In vitro cellular and tissue models for various drug testing and screening experiments are often central to the development of novel therapeutics in the pharmaceutical industry. Currently, however, most in vitro studies are still performed under conventional two-dimensional (2D) cell culture systems, which are often not physiological models for functional tissues and tumors. Therefore, drug studies involving such models may not produce accurate readouts. To obtain more meaningful results, in vivo studies involving animals are often utilized. However, one obvious drawback of in vivo studies is the time-consuming and expensive nature of these experiments. To bridge this gap between the non-physiological conventional 2D models and in vivo experiments, three-dimensional (3D) in vitro models that provide more therapeutically predictive and physiologically relevant results for drug testing and screening in the pharmaceutical industry are needed. One way to create 3D cell culture models is through the formation of spheroids, or 3D clusters or aggregates of cells.
Scaling up of spheroid culture in a manner suitable for certain applications such as high-throughput screening and testing has several drawbacks. Traditional spheroid formation involves cultivation of suspended cells in hanging drops on the underside of a Petri dish lid. This process requires inverting of the lid following placement of the drops. As a result, the drops are susceptible to perturbation, resulting in falling, spreading, and merging with neighboring drops. Although inexpensive, this method is labor-intensive, does not permit efficient scalable production, and is not compatible with automated instruments for high-throughput screening. Because it is difficult to perform media exchange without damaging the spheroids, this method usually requires another labor-intensive step of transferring the spheroids manually, one by one, to a multi-well culture plate for longer-term culture, treatment, analysis, and harvest.

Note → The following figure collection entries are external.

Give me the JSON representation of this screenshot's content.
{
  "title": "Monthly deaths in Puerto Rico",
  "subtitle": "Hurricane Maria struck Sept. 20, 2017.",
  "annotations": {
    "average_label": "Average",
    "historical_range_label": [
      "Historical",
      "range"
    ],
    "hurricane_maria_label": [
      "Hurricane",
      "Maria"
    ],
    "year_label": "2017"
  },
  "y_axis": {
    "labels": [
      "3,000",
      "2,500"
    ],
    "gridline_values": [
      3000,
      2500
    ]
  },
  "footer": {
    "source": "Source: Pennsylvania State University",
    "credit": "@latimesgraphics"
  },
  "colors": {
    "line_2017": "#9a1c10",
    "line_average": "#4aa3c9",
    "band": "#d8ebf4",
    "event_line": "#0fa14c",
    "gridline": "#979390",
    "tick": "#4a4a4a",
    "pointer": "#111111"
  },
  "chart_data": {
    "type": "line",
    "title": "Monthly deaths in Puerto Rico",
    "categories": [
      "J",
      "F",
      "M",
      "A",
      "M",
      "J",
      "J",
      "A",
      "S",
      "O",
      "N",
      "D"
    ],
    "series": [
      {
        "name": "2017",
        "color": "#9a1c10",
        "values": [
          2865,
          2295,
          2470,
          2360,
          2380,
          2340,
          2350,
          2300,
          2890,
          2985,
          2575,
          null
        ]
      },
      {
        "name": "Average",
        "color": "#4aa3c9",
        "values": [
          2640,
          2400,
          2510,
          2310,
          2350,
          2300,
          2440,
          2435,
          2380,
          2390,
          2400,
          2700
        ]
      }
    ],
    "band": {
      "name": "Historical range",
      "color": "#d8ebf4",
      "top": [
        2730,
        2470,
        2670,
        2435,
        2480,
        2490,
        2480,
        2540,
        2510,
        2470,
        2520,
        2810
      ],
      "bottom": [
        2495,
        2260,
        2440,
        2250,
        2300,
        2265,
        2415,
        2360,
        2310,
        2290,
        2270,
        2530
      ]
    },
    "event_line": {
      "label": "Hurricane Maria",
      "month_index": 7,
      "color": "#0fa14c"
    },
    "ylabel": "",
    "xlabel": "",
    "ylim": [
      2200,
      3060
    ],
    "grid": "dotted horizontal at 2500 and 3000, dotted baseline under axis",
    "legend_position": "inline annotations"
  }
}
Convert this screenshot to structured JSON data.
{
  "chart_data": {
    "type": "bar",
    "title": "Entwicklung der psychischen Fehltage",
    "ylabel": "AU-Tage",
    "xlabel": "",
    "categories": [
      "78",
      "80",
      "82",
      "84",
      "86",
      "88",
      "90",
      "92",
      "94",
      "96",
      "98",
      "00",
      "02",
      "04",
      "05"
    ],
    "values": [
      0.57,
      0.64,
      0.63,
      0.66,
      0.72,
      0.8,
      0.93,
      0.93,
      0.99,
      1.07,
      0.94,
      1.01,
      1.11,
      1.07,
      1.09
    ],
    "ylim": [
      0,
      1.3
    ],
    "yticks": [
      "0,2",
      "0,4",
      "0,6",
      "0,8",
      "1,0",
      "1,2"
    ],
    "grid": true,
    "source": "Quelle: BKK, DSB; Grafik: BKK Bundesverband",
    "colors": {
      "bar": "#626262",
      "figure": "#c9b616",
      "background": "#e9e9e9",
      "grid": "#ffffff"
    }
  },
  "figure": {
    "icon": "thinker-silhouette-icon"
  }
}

An alternative is to induce the formation of spheroids under continuous agitation of cell suspension in bioreactors, such as spinner flasks and rotary culture vessels. This method requires the consumption of large quantities of culture media. It also requires specialized equipment and the size and uniformity of the spheroids are hard to control. The high variability in spheroids prohibits their use in many applications.
Methods are also available to produce spheroids using 3D microwell structures and planar micropatterns. However, these methods require specialized and expensive equipment for generating the microwell structures and micropatterns. Moreover, since a plurality of spheroids is cultured within one fluid compartment, the spheroids cannot be individually monitored, manipulated, and treated with testing compounds. The difficulty of performing analysis on individual spheroids before and after treatment also makes these methods unsuitable for certain applications, for example, drug testing and screening applications.
Other recent advances include microfluidic devices designed to generate and manipulate spheroids. However, these devices are expensive to design and produce. In addition, these devices are not suitable for long-term culture of spheroids, not chemically compatible with certain drugs, and not compatible with automated instruments for performing high-throughput screening.
To address problems in the art, there is a need for the devices, methods and/or systems disclosed herein.